Examples using the string ABCDEFG:

RangeResult
[1, 5)BCDE
[2, 2)'' (empty)
[4, 100)EFG
[100, 105)'' (empty)

randSeed notes

Important

randSeed applies only when valType is 0. Changing randSeed on an existing table requires exporting all data and reimporting it under the new sharding algorithm. Data is not redistributed automatically.

Limits

  • The shard key must be CHAR or VARCHAR. Numeric columns are not supported.

  • STR_HASH parameters cannot be changed after the table is created.

  • String routing is case-sensitive: Order001 and order001 route to different shards.

Use cases

Precise routing by a fixed string format

Use STR_HASH when the shard key follows a fixed format and you need each physical table shard to correspond to exactly one shard key value range. A typical example: an order management system that shards by year-month (using YYYYMM) for database partitioning, then shards table partitions by the last three digits of each order ID—which always fall in the range 000999.

CREATE TABLE orders (
    id INT NOT NULL AUTO_INCREMENT,
    order_id VARCHAR(30) NOT NULL,
    create_time DATETIME DEFAULT NULL,
    PRIMARY KEY (id)
) ENGINE=InnoDB DEFAULT CHARSET=utf8
dbpartition BY YYYYMM(`create_time`)
tbpartition BY STR_HASH(`order_id`, -1, 3, 1) tbpartitions 1024;

This extracts the last three characters of order_id, converts them to an integer (valType=1), and applies a modulo operation across 1,024 table shards. Each shard maps to exactly one three-digit suffix—something the default HASH function cannot guarantee, because its hashCode may map different strings to the same integer.

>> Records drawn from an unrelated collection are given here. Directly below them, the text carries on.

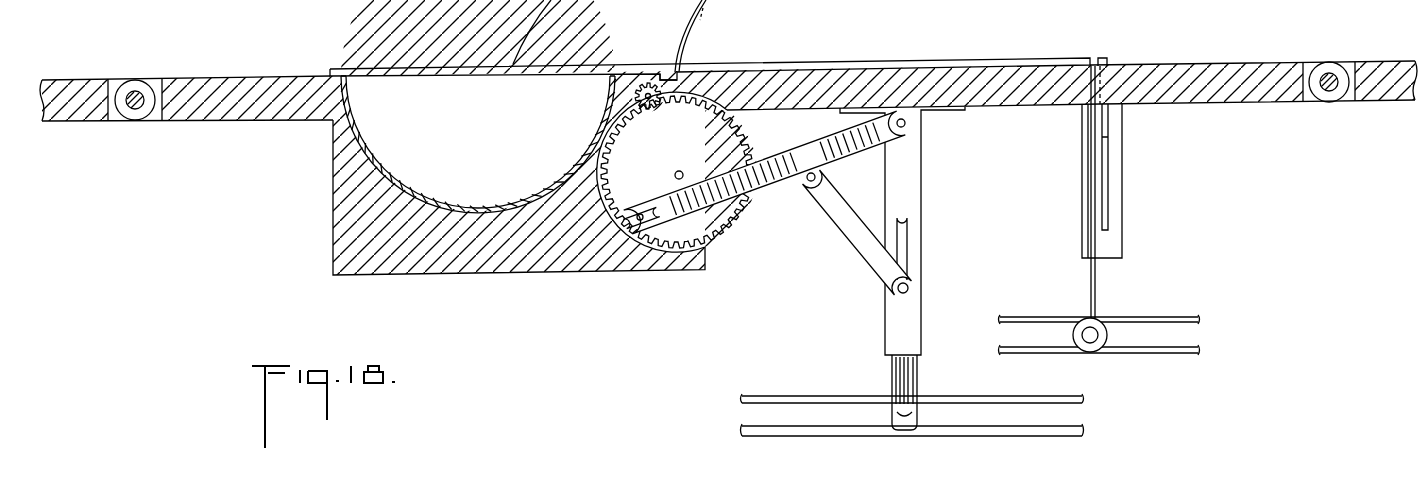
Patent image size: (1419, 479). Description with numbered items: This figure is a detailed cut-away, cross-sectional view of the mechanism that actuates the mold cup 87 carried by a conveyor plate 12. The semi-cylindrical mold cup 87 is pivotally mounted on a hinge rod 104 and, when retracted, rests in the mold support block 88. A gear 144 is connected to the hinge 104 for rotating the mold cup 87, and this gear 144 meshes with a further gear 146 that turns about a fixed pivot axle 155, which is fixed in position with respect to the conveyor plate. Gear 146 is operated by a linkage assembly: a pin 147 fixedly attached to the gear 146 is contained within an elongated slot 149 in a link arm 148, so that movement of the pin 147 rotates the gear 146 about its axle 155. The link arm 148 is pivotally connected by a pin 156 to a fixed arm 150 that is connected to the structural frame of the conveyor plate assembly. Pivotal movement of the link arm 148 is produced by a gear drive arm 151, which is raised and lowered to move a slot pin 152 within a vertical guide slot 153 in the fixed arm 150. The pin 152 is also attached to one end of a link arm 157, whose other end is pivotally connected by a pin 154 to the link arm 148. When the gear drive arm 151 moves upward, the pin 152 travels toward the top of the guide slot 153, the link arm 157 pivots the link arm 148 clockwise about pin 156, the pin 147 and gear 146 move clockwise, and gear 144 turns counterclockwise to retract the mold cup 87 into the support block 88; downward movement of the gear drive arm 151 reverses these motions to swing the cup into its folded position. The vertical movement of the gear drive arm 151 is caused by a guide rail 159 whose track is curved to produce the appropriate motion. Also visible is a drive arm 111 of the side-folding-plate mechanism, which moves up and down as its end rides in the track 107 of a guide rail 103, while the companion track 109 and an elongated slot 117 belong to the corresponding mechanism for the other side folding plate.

The conveyor plate 12 is at (1228, 65).
The mold cup 87 is at (363, 147).
The mold support block 88 is at (352, 254).
The guide rail 103 is at (1175, 317).
The hinge rod 104 is at (636, 98).
The track 107 is at (428, 1).
The track 109 is at (871, 36).
The drive arm 111 is at (1095, 287).
The elongated slot 117 is at (1154, 5).
The gear 144 is at (659, 76).
The gear 146 is at (718, 218).
The pin 147 is at (640, 222).
The link arm 148 is at (770, 188).
The elongated slot 149 is at (651, 211).
The fixed arm 150 is at (906, 172).
The gear drive arm 151 is at (898, 372).
The slot pin 152 is at (910, 288).
The vertical guide slot 153 is at (903, 226).
The pin 154 is at (809, 170).
The fixed pivot axle 155 is at (692, 157).
The pin 156 is at (906, 124).
The link arm 157 is at (860, 243).
The guide rail 159 is at (957, 428).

String shard keys with point queries

When queries always filter on the exact shard key value (no range conditions), STR_HASH routes efficiently for any CHAR or VARCHAR column—such as transaction IDs, logistics tracking numbers, or user identifiers.

Examples

All examples use order_id VARCHAR(32) as the shard key, targeting 4 database shards and 8 table shards (2 table shards per database shard).

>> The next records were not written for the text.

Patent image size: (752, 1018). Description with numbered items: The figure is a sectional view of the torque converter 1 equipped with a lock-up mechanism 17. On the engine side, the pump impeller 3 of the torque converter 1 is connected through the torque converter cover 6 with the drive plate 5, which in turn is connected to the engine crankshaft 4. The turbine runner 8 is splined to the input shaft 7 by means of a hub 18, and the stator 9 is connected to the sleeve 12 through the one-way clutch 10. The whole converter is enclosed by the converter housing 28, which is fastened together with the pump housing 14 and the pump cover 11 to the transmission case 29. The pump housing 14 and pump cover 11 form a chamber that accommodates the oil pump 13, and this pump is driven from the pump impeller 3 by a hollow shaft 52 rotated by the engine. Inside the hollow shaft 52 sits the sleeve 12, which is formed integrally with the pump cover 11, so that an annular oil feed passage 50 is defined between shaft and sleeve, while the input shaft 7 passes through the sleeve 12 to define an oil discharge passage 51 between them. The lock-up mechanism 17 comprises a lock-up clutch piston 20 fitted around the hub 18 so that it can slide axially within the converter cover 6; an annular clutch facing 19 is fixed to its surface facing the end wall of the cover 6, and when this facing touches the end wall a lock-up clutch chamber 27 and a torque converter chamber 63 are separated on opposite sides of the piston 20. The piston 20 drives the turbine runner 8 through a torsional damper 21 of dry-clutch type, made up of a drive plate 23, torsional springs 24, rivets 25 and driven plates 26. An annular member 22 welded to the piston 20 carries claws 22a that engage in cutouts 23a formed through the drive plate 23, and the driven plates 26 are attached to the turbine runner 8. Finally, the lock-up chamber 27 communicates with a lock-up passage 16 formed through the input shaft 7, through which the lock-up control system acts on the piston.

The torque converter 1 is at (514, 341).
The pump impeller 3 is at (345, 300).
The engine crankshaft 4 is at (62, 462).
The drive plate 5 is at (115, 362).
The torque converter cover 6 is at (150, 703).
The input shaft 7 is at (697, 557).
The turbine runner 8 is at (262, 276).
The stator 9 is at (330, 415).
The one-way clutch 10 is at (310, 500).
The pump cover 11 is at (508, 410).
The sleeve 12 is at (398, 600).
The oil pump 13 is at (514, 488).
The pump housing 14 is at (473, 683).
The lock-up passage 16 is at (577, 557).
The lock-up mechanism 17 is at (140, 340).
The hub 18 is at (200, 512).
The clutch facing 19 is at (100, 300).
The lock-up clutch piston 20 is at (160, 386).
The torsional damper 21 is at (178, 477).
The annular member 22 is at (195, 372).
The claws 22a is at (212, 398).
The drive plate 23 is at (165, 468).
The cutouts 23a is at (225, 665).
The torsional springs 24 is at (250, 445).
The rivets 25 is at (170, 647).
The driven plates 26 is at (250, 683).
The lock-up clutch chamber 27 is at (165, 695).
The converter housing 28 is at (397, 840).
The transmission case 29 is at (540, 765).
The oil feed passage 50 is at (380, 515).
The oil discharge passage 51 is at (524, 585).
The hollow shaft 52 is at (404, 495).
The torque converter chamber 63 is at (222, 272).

Route by the last 4 characters as an integer

CREATE TABLE test_str_hash_tb (
    id INT NOT NULL AUTO_INCREMENT,
    order_id VARCHAR(32) NOT NULL,
    create_time DATETIME DEFAULT NULL,
    PRIMARY KEY (id)
) ENGINE=InnoDB DEFAULT CHARSET=utf8
dbpartition BY STR_HASH(`order_id`, -1, 4, 1)
tbpartition BY STR_HASH(`order_id`, -1, 4, 1) tbpartitions 2;

Route by characters 3 through 7 (positions 2–7) as a string

CREATE TABLE test_str_hash_tb (
    id INT NOT NULL AUTO_INCREMENT,
    order_id VARCHAR(32) NOT NULL,
    create_time DATETIME DEFAULT NULL,
    PRIMARY KEY (id)
) ENGINE=InnoDB DEFAULT CHARSET=utf8
dbpartition BY STR_HASH(`order_id`, 2, 7)
tbpartition BY STR_HASH(`order_id`, 2, 7) tbpartitions 2;

Route by the first 5 characters as a string

CREATE TABLE test_str_hash_tb (
    id INT NOT NULL AUTO_INCREMENT,
    order_id VARCHAR(32) NOT NULL,
    create_time DATETIME DEFAULT NULL,
    PRIMARY KEY (id)
) ENGINE=InnoDB DEFAULT CHARSET=utf8
dbpartition BY STR_HASH(`order_id`, 5, -1)
tbpartition BY STR_HASH(`order_id`, 5, -1) tbpartitions 2;

FAQ

What's the difference between STR_HASH and HASH?

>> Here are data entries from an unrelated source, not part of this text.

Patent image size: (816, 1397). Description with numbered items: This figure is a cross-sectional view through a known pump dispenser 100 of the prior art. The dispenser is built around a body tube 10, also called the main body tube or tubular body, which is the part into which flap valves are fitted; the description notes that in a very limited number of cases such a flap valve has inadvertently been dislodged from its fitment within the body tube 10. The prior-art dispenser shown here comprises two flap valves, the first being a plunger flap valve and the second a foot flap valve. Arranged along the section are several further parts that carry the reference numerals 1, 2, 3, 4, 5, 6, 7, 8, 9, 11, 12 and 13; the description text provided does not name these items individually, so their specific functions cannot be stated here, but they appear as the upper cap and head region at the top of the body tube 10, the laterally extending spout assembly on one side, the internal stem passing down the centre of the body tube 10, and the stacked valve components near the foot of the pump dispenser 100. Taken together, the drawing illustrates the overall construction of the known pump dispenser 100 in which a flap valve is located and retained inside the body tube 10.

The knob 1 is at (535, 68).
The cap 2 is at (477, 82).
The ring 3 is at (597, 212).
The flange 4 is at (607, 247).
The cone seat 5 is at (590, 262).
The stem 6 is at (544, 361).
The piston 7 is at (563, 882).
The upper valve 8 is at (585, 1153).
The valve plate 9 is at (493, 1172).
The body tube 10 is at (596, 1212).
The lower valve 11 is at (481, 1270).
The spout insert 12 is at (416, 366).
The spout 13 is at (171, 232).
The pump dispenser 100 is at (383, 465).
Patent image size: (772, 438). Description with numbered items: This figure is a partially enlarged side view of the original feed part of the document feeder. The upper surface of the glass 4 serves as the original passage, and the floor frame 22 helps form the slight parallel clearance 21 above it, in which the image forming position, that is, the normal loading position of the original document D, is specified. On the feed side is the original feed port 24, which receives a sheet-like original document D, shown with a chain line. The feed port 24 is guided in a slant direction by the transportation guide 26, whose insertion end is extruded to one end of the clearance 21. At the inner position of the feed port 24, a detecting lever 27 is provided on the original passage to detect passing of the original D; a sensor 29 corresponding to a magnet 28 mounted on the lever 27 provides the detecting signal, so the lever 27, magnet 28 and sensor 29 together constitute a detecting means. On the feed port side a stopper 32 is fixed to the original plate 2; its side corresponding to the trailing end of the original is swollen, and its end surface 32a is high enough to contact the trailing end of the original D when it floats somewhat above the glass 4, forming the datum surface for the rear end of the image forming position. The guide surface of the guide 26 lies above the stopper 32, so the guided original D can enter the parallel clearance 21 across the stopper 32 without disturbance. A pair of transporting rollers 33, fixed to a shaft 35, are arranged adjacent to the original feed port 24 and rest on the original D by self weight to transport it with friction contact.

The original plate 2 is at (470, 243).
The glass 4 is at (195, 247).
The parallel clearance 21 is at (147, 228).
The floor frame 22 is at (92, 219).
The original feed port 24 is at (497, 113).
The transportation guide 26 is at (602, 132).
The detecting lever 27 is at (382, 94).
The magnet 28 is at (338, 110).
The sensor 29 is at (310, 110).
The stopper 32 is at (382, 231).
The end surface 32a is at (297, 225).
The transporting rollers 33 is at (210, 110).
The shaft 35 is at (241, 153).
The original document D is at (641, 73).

Both functions route rows using a string shard key, but they use different algorithms:

STR_HASHHASH
Substring extractionSupportedNot supported
Routing algorithmUNI_HASHSimple modulo on hashCode
One-to-one shard mappingAchievable (when substring is deterministic)Not guaranteed—different strings may hash to the same integer

Use STR_HASH when you need deterministic one-to-one mapping between a shard key value (or its substring) and a physical shard.